It Continues to Be a Real Mystery Why Republicans Aren't Connecting with a Majority of Female Voters

[Content Note: Misogyny.]

Over the weekend, Cari Christman, executive director of RedState Women, a Republican PAC in Texas "aimed at rallying women voters for GOP gubernatorial candidate Greg Abbott," was asked about equal pay for women. And this was her extraordinary answer:

Male anchor, with his back to the camera, speaking to Christman, a young thin white blonde woman, on a screen in the studio: —do you think, and does RedState Women PAC think that, uhhh, an equal pay act should be passed in this state, Cari?

Christman: We believe Texas women want and deserve equal pay. But honestly, Jason, we don't believe the Lilly Ledbetter Act is, uh, is what's going to solve that problem for women. We believe women want real world solutions to this problem, not more rhetoric. We believe that if Senator [Wendy] Davis were serious about solving this problem, she'd focus on job creation and increase access to higher education.

Anchor: So what's the solution then, do you think, for equal pay then, Cari?

Christman: Well, if you look at it, women are, are extremely busy. We lead busy lives, whether working professionally, whether we're working from home—and, and times are, um, are extremely, um, uh extremely busy. It's just a—it's a busy cycle for, for women, and we've got a lot to juggle, and so when we look at this issue, we think: What's practical? And we want more access to jobs. We want, uh, we want, uh, to be able to go to, um, get a higher education degree, at the same time that we're working or raising a family. That's common sense. And we believe that that real world solution is a more practical way to approach the problem.
Wowwwwwwwww.

Now, let me just state that I have issues with Lilly Ledbetter Fair Pay Act being (mis)represented as having achieved "fair pay for women." Women are still (illegally) being paid less than their male counterparts all across the country, and what the Lilly Ledbetter Fair Pay Act did was increase the statute of limitations in which women who discover they are being paid unequally can sue.

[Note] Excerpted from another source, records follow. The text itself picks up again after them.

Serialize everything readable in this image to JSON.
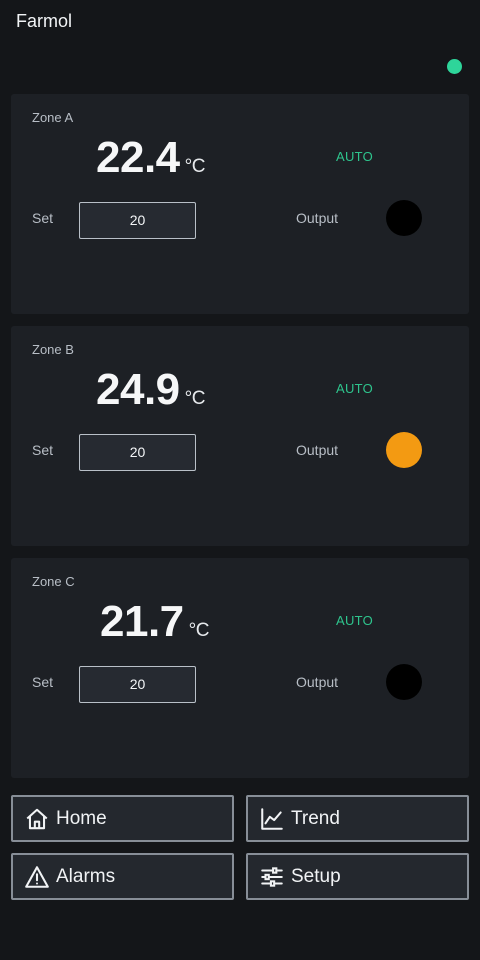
{
  "app": {
    "title": "Farmol"
  },
  "status": {
    "color": "#2ed59a"
  },
  "zones": [
    {
      "name": "Zone A",
      "temperature": "22.4",
      "unit": "°C",
      "mode": "AUTO",
      "set_label": "Set",
      "setpoint": "20",
      "output_label": "Output",
      "output_on": false,
      "output_color": "#000000"
    },
    {
      "name": "Zone B",
      "temperature": "24.9",
      "unit": "°C",
      "mode": "AUTO",
      "set_label": "Set",
      "setpoint": "20",
      "output_label": "Output",
      "output_on": true,
      "output_color": "#f39a12"
    },
    {
      "name": "Zone C",
      "temperature": "21.7",
      "unit": "°C",
      "mode": "AUTO",
      "set_label": "Set",
      "setpoint": "20",
      "output_label": "Output",
      "output_on": false,
      "output_color": "#000000"
    }
  ],
  "nav": {
    "home": {
      "label": "Home",
      "icon": "home-icon"
    },
    "trend": {
      "label": "Trend",
      "icon": "trend-icon"
    },
    "alarms": {
      "label": "Alarms",
      "icon": "warning-icon"
    },
    "setup": {
      "label": "Setup",
      "icon": "sliders-icon"
    }
  }
}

That's no small thing, but it's also not the comprehensive solution to the pay gap it is frequently purported to be. That problem requires a complex set of solutions which address the intersection of gender, race, sexuality, disability, etc. that mean some women are likely to experience a more significant pay gap than other women.

Still: Ledbetter was one part of that complex set of solutions. While it's not a magical cure-all, it's more than "rhetoric." It legally empowers women in a way we were not empowered previously.

That said: WHAT ON EARTH IS THIS PERSON TALKING ABOUT?!

"Women are hella busy, y'all, so it's just common sense to solve the pay gap with jobs and higher education!"

Whut.

Sure, yep, we need more jobs. And we need more access to affordable higher education for people who want to pursue careers where higher education is a requirement. But neither of those things has anything to do with closing the pay gap. There isn't a pay gap because of unemployment (although that drives down wages across the board); there's a pay gap because people think they can get away with paying women less. And whatever degree women have, they tend to get paid less than their (white cishet) male counterparts.

A "real world solution" to the pay gap is something very simple: An employment law that requires employers to make public their employees' salaries, so every woman working in the US would have the ability to see whether she is being paid equally.

But Republicans are never going to support that, because corporations save billions of dollars every year underpaying women. And the Republican Party pretty much exists precisely to care more about corporations than women.

Anyway. After Christman's response was roundly criticized, Beth Cubriel, executive director of the Texas Republican Party, stepped in to try to rescue her, with similarly extraordinary results:
"Men are better negotiators," Beth Cubriel said on YNN's Capital Tonight. "I would encourage women, instead of pursuing the courts for action, to become better negotiators."
HA HA PERFECT! What a perfect answer.

"Women are to blame for the pay gap because of their shoddy negotiating skills!"

There exist in this world studies that have found US women employed as "knowledge workers" tend to be less aggressive negotiators than men. But the thing about those sorts of findings is that they don't exist in a void. They exist in a culture in which women employed in such fields are forever suspended in a state of Can't Fucking Win, where if you're too "feminine," you're not taken seriously, and if you're too "masculine," you're considered a bitch. Women are expected to navigate our ways through the eye of a needle finding some perfect balance of deferential and assertive that doesn't actually exist.

That makes negotiations, which are themselves a balance of deference and assertiveness, extremely difficult for many women, even if we are otherwise competent negotiators. And it's difficult for reasons over which we have no control.

Further, there are millions and millions of US women employed in jobs where salary negotiation isn't even a thing. The lower-wage the job, the less likely there is to be any salary negotiation. If there isn't even an opportunity to negotiate, telling women to be better negotiators isn't much of a solution.

But the Republican Party pretty much exists precisely to care more about corporations than low-wage workers, too.

So in the grand game of Corporations vs. Female Workers, the Republicans aren't going to have any meaningful answers for women.

And, clearly, they're not even bothering to try to pretend otherwise anymore.